- Directed by: Robert Bates
- Produced by: Brian Kimmel
- Narrated by: Bebe Neuwirth
- Cinematography: Brian Kimmel
- Production company: Optic Nerve Productions
- Release date: June 6, 2009;
- Running time: 67 minutes
- Country: United States

= Ingredients (film) =

Ingredients: The Local Food Movement Takes Root is a 2009 documentary film about the shortcomings of America's industrialized food system against a rising local food movement, whose proponents are shrinking the gap between farmland and dinner table. The film is directed by Robert Bates, produced by Brian Kimmel (The Kitchen Sessions with Charlie Trotter) and narrated by actress Bebe Neuwirth.

Chefs Alice Waters, Peter Hoffman, Kathy Whims, and Greg Higgins share their views as growers, restaurateurs, and consumers around the country, from Willamette Valley, Oregon to the urban food desert Harlem, New York, discuss their methods for bringing food production back home. Other participants from the Portland, Oregon area include Will Newman (Oregon Sustainable Agriculture Land Trust co-founder) and wife Susan Clark of Natural Harvest Farm, Ken Gordon of Kenny & Zuke's Delicatessen, and his wife permaculturist Leslee Lewis.

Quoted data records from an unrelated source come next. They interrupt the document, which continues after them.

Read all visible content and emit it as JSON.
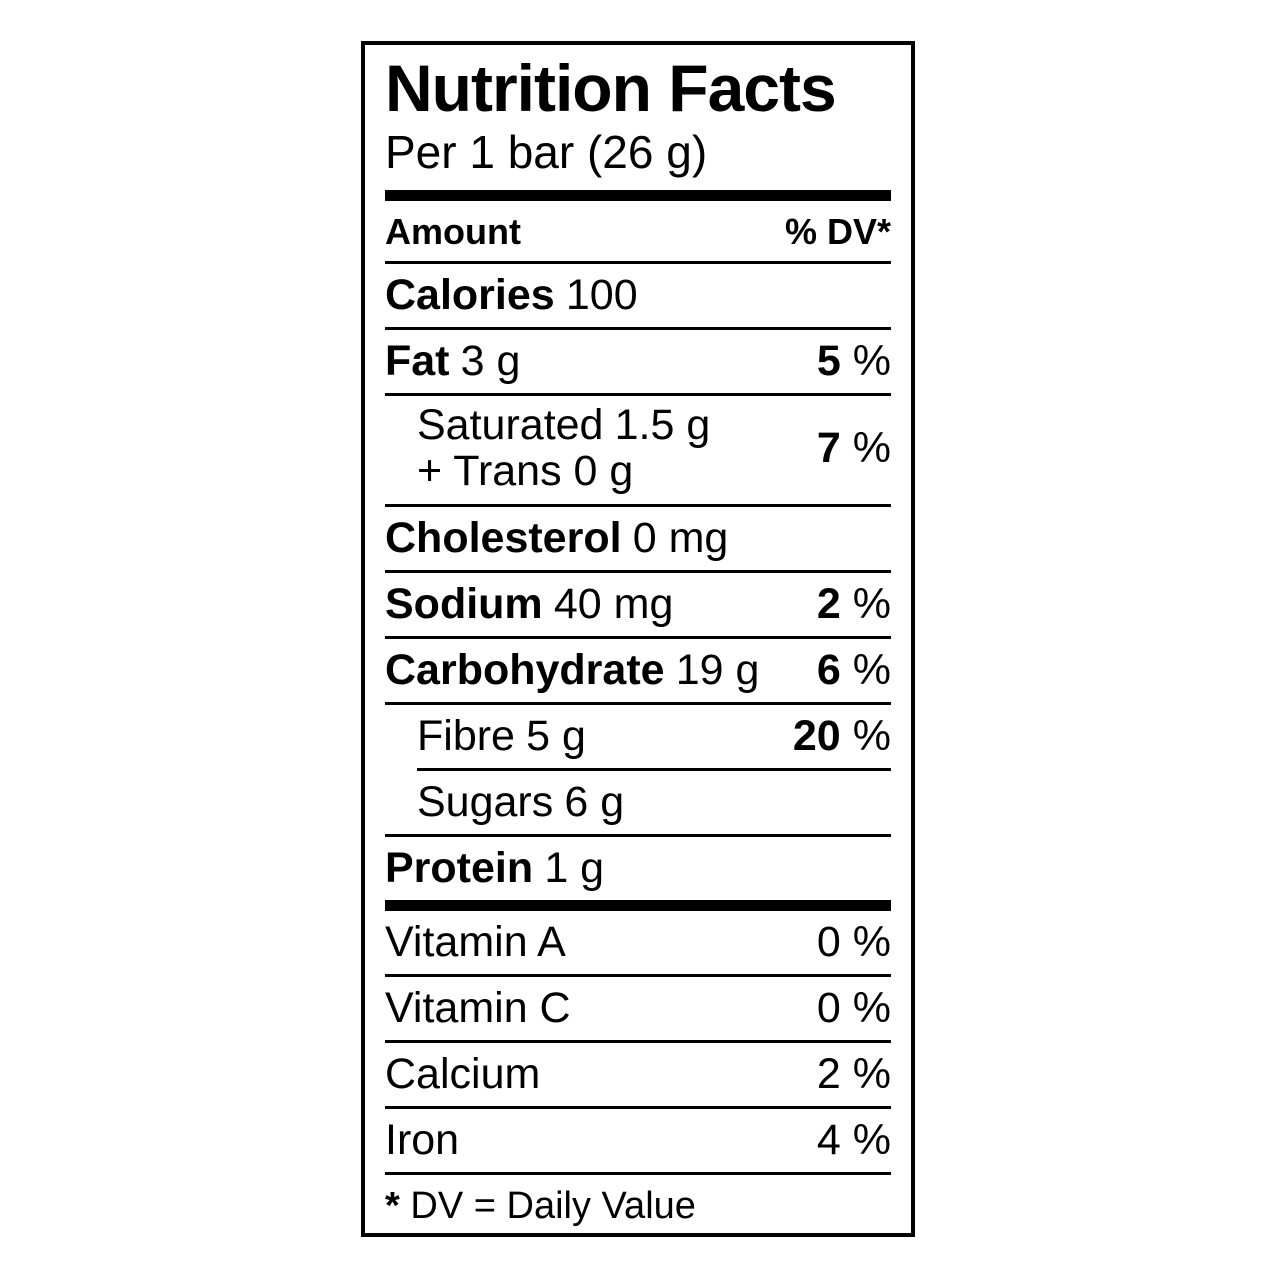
{
  "title": "Nutrition Facts",
  "serving": "Per 1 bar (26 g)",
  "columns": {
    "amount": "Amount",
    "dv": "% DV*"
  },
  "percent_sign": "%",
  "rows": {
    "calories": {
      "name": "Calories",
      "value": "100"
    },
    "fat": {
      "name": "Fat",
      "value": "3 g",
      "dv": "5"
    },
    "saturated": {
      "name": "Saturated",
      "value": "1.5 g",
      "line2": "+ Trans 0 g",
      "dv": "7"
    },
    "cholesterol": {
      "name": "Cholesterol",
      "value": "0 mg"
    },
    "sodium": {
      "name": "Sodium",
      "value": "40 mg",
      "dv": "2"
    },
    "carbohydrate": {
      "name": "Carbohydrate",
      "value": "19 g",
      "dv": "6"
    },
    "fibre": {
      "name": "Fibre",
      "value": "5 g",
      "dv": "20"
    },
    "sugars": {
      "name": "Sugars",
      "value": "6 g"
    },
    "protein": {
      "name": "Protein",
      "value": "1 g"
    }
  },
  "micronutrients": {
    "vitamin_a": {
      "name": "Vitamin A",
      "dv": "0"
    },
    "vitamin_c": {
      "name": "Vitamin C",
      "dv": "0"
    },
    "calcium": {
      "name": "Calcium",
      "dv": "2"
    },
    "iron": {
      "name": "Iron",
      "dv": "4"
    }
  },
  "footnote": {
    "symbol": "*",
    "text": "DV = Daily Value"
  },
  "colors": {
    "ink": "#000000",
    "background": "#ffffff"
  }
}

Ingredients posits that concentrated animal feeding operations (CAFOs) are causing worse and more frequent outbreaks of disease; the film also covers community-supported agriculture (CSA), biodynamic wine, and organic farming.

Ingredients was shown at the 2010 Cleveland International Film Festival (and features interviews with the Jones family of Chef's Garden farm in Huron, Ohio) and at the 2010 Farm Aid.

In 2011, the sequel Ingredients Hawaii was filmed in Hawaii and was released in 2012. The sequel focuses on Hawaii's unique solutions and challenges faced in growing and selling their food.